Кряхтят старики, хватаются руками за поясницы, пыхтят, как паровозы, – пилят, рубят, зачищают стволы. Топоры у них отточены, что бритвы, пилы – с хорошим разводом, не заедают, да и глаза стариков наметаны. Знают, с какой стороны ловчее свалить дерево, чтоб оно не зажало пилу и, чего доброго, кого-нибудь не изувечило.
– Нажмем, нажмем, ребятушки! Такое ли видывали на своем веку! – басит Егорша на всю лесосеку, подкидывая вверх свои вислые, обмерзающие усы.
И ребятушки, задыхаясь, обливаясь потом, потягивают пилы, машут топорами, храбрятся, а к вечеру – еле передвигают негнущиеся в коленях старческие ноги.
– Эх-хе-хе! – кряхтит один. – Кабы не холерская грыжа, да я бы, едрит твою так, всех баб Агнеиных за пояс заткнул!
– Куда там! – вторит другой старик. – Скинь с моей шеи годов пятьдесят, да я бы, осподи, Микола угодник, что натворил бы! В тридцать-то лет я, паря, один на медведя хаживал.
– И! – шипит третий в бороду. – В тридцать-то лет я, паря, сутунок на плечо – и тяну за пару лошадей. Истинный бог, не вру. Во силища была! Как у нашего Егорши.
Сам Егорша Вавилов, хоть и не прочь прихвастнуть, но, соблюдая бригадирскую дистанцию, хвалит других – и Михей Вьюжников был в силе, и Андрон Корабельников – коня на скаку останавливал, и Михайло Сутулов – по пятнадцать пудов на хребте таскал.
Старики слушают бригадира, храбрятся, подмигивают молодухам-красноармейкам, а поздним вечером в дымном бараке при тусклом свете керосиновой лампы с закоптелым стеклом просят Егоршу прочитать газетку: как там сынки воюют на фронтах?

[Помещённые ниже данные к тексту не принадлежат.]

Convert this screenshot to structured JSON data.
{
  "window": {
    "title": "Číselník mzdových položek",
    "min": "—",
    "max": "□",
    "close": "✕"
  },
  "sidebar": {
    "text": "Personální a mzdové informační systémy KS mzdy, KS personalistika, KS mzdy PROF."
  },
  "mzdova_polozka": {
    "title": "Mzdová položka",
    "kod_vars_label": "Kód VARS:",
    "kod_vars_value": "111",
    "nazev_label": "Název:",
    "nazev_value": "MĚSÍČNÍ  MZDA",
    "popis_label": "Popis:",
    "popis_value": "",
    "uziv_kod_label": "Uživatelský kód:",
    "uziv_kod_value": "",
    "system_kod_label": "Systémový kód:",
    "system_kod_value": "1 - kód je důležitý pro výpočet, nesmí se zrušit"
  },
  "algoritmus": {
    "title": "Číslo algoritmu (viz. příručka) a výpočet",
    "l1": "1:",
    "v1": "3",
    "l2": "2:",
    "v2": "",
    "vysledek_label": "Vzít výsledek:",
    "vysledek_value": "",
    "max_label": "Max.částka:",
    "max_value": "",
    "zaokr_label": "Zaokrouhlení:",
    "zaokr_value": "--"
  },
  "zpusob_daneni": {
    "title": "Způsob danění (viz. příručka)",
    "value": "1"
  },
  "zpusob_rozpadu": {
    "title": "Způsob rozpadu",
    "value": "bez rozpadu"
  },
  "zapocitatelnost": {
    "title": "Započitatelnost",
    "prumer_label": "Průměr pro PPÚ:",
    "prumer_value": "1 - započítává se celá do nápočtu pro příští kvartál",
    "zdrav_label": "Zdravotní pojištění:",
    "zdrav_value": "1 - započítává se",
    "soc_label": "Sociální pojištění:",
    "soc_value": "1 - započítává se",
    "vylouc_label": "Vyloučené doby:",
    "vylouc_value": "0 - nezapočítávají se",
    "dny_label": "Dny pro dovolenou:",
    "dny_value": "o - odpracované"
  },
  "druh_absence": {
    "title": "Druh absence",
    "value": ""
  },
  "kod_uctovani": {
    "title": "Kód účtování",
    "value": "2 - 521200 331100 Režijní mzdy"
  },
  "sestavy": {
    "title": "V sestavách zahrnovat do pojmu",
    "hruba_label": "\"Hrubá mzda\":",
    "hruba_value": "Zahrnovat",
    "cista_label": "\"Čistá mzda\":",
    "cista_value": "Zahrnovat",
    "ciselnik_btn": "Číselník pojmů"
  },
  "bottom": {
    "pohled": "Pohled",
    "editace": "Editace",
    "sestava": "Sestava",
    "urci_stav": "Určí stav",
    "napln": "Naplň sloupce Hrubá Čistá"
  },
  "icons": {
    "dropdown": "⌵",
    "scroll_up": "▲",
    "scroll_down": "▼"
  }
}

Корежили тайгу февральские морозы.
Дымно в тайге от стелющегося тумана. Жулдет и река Раздольная кипят наледью.
Мороз за сорок пять градусов. К середине февраля – пятьдесят три градуса.
Замерла жизнь на лесопункте – не дыхнуть. Сколько женщин обморозились, не говоря о ребятишках.
Простудным кашлем наполнились бараки лесорубов. День и ночь бухают старики бригады Егорши Вавилова. И сам Егорша, с примороженными щеками, синеющей горбиной носа, свирепо наседает на начальника лесопункта – требует фельдшера.
– Бревно ты аль бесчувственность какая! – ругается Егорша в конторе лесопункта. – Достань хоть мази для обмороженных. Мозгой шевелить надо, товаришок.
«Товаришок» – тщедушный, усталый пожилой человек из горячего цеха ПВРЗ отмахивается руками:
– Нету такой мази, товарищи. Где ее взять, ту мазь? Я и сам кругом обмерз. И ноги обморозил, и руки.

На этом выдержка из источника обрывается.